As Carly began mastering the skill of pointing to pictures of items she wanted—a toy,
a snack, a drink—Barb and Howard brought in a string of communication devices for
her to try. A local agency supported by government funding had a program that leased
equipment at a discount to parents. However, getting the equipment was no easy task,
requiring evaluations, paperwork, and appointments that could never be scheduled at
our convenience. Nevertheless, over the years, we did make use of the service happily.
One such piece of equipment, called a DynaVox, was a small plastic unit with a touchscreen
that produced page after page of programmable images.
“Carly picks it up very quickly.” Barb showed us the device. “She’s got
I want orange juice
and
I want chips
down pretty well.” She laughed. Barb and Howard never seemed to question whether
Carly was capable—merely how to make the impossible possible. The device was temperamental
and slow, but compared to sorting stacks of cards, it was rocket science.
In their early months together, Barb had taken on the role of teacher, Howard the
student. Over time, Howard gained confidence and began developing programming ideas
of his own. He had devised a communication bracelet to help Carly get what she needed
when she was among those who didn’t know her well. Like a charm bracelet, but rather
than mementos, Carly’s wrist was festooned with little metal tags engraved with words
such as
washroom
,
juice
, or
I need my communication book
. (She had quickly learned to use the
I want a break
tag to escape from engaging in the demanding tasks she loathed.) Unlike some of the
ABA therapists who spoke to Carly in artificially exuberant, childlike tones, Barb
talked to her as if she were an equal—something Howard had picked up on immediately.

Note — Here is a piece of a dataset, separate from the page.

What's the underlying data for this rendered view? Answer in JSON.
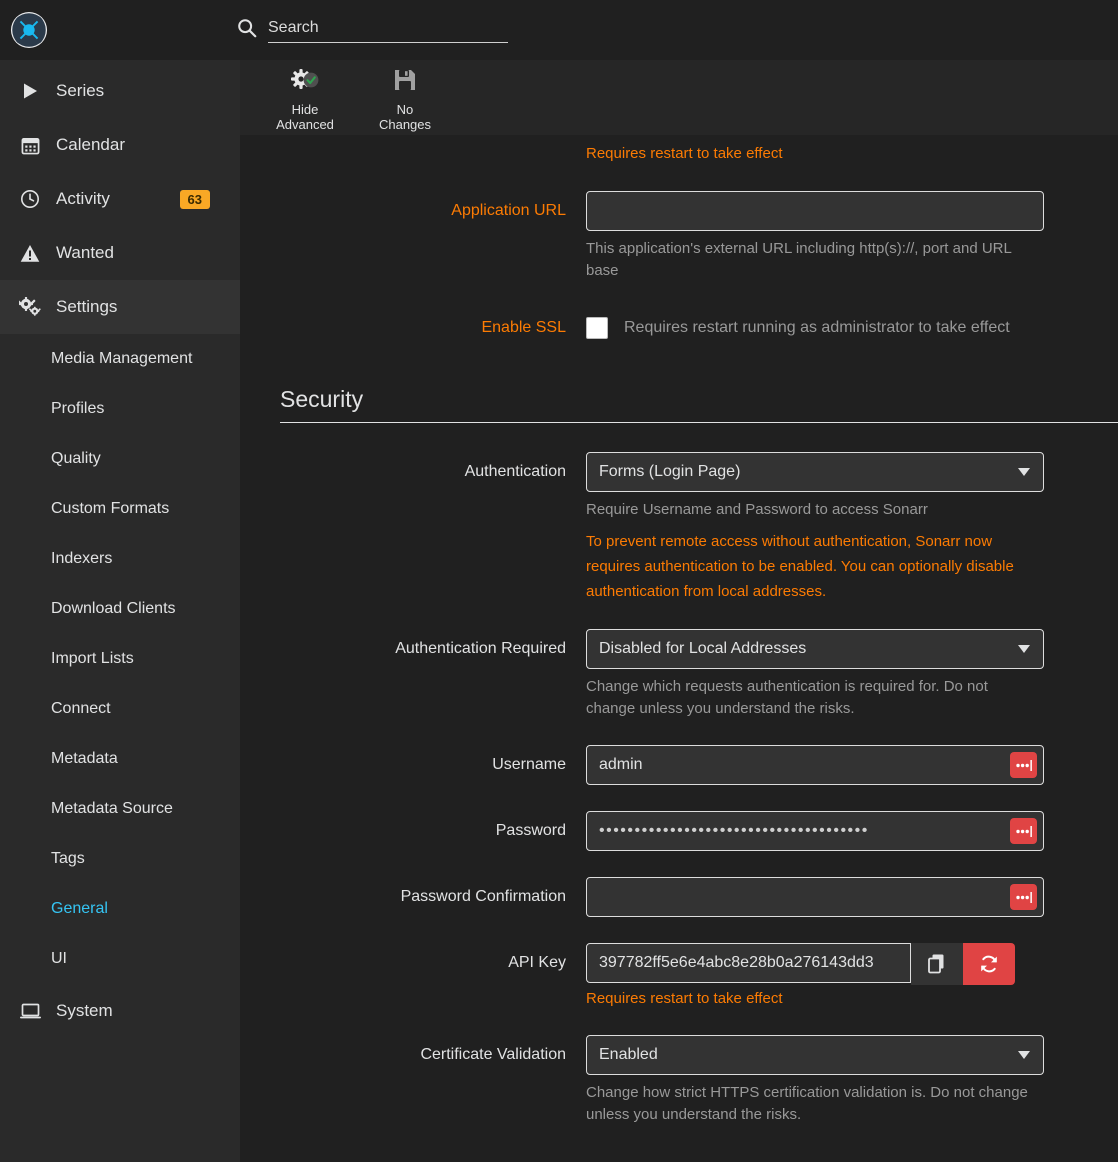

As Carly matured, they engaged her in the process of learning. “What should we work
on today, Carly?” Barb would ask as they
began a session. It seemed Barb never doubted Carly’s determination and ability to
grow. Tammy and I seldom got to experience Carly’s moments of growth. She saved these
for school or sessions with Howard. We had to satisfy ourselves with the secondhand
reports of Carly’s accomplishments as if watching it all through murky glass.